Année 1955
A cette époque, mon père se déplace souvent à bicyclette pour aller de village en village vérifier la comptabilité des petits commerces.
Ce jour-là, c’est une épicerie, dans un hameau au creux d’un vallon. Une maison isolée en briques rouges, typique du Pays de Bray. Des herbages plantés de pommiers. Très peu de circulation. Le camion du laitier le matin, puis le facteur qui fait sa tournée à vélo, une ou deux voitures dans la journée, c’est tout.
Il fait chaud.
En ouvrant la porte de la boutique, la clochette tinte.
Un gaillard immense, une force de la nature, pelotonné dans un coin, ne semble pas jouir de tous ses esprits. Il ricane, marmonne et sourit aux chimères qui habitent son cerveau. Le pauvre hère ouvre de grands yeux sur l’intrus et fait un pas en avant pour venir à sa rencontre. La patronne se précipite sur lui, l‘arrête dans son élan, puis le pousse sans ménagement dans une pièce contiguë.
Elle se présente, installe le contrôleur dans la cuisine et lui apporte ses registres. Un peu inquiet par l’attitude de ce géant, il tient à faire comprendre à la commerçante qu’il ne souhaite pas être interrompu dans son travail qui demande calme et concentration.
-N’ayez pas peur, dit-elle en souriant, je le surveille…C’est mon fils. Il n’a encore jamais tué personne. Il n’est pas méchant..
L’épicière laisse alors le vérificateur à ses calculs.
Régulièrement, elle va voir s’il ne manque de rien.
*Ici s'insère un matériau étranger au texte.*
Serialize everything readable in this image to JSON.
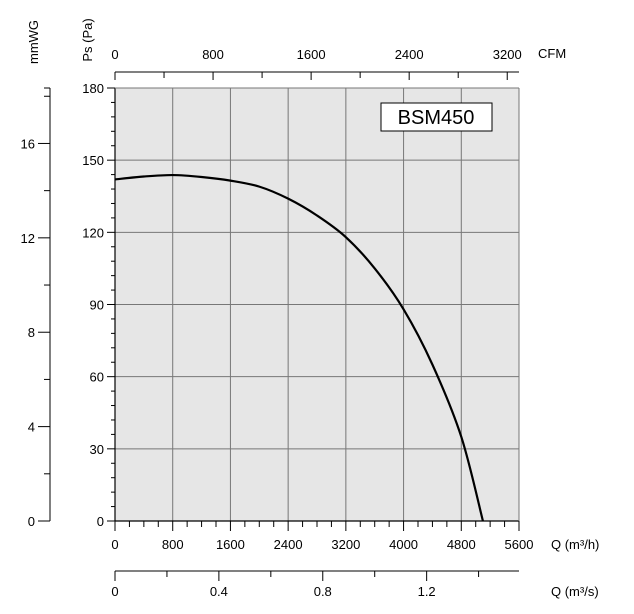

Vers midi, le puni commence à trouver le temps long. Il gratte contre la cloison, bredouille des propos incohérents ou se lamente derrière la porte qu’il entrebâille par instants.

Maintenant, il n’y tient plus, il entre et se poste juste devant l’étranger qui envahit son territoire. Silence. Il l’observe en train d’écrire. Ses yeux brillent, ses mains tremblent. Mon père se lève précipitamment et se tient sur ses gardes. Soudain, l’inévitable se produit. Le forcené se jette sur lui et le saisit au cou. Un cri. Une bousculade. La mère intervient. Elle gifle son fils, le pousse dans la cour et ramasse une corde. Le dément ne bronche pas, il baisse la tête. Il sait ce qui l’attend.
Sans un mot il se laisse attacher à un chêne.
Le fonctionnaire a bien encore quelques additions à faire, mais le cœur n’y est plus et la faim le tarabuste. Pour lui, l’audit est terminé. Il se dépêche de rédiger la conclusion à l’attention de son supérieur hiérarchique, puis prend congé de l’épicière.
Dehors, l’énergumène fulmine et tire tant qu’il peut sur sa longe.
L’agent reprend vite sa bicyclette. Il a tellement hâte de s’éloigner de cette créature inquiétante.
Malheureusement, le sort s’acharne contre lui : dès le premier coup de pédale, il fait sauter sa chaîne. Ce contretemps encourage aussitôt le possédé qui parvient à dénouer le premier nœud.
De son côté, mon père s’énerve contre son pédalier qui se bloque.
Maintenant, le colosse mord dans la corde. Il se libère…
Au moment où son ennemi réussit à monter sur son vélo, le prisonnier désentravé, ramasse des pierres et les jette sur le cycliste. Il en évite une, puis deux. La troisième atteint la roue arrière. Le titan s’élance alors à la poursuite du coureur qui, à son tour, fait un démarrage foudroyant, en danseuse.
Rapidement, tel un grimpeur du Tour de France, il creuse l’écart.
Quand il se retourne, son adversaire a déjà disparu depuis longtemps.
Il est sûr, maintenant, que son échappée ira jusqu’au bout.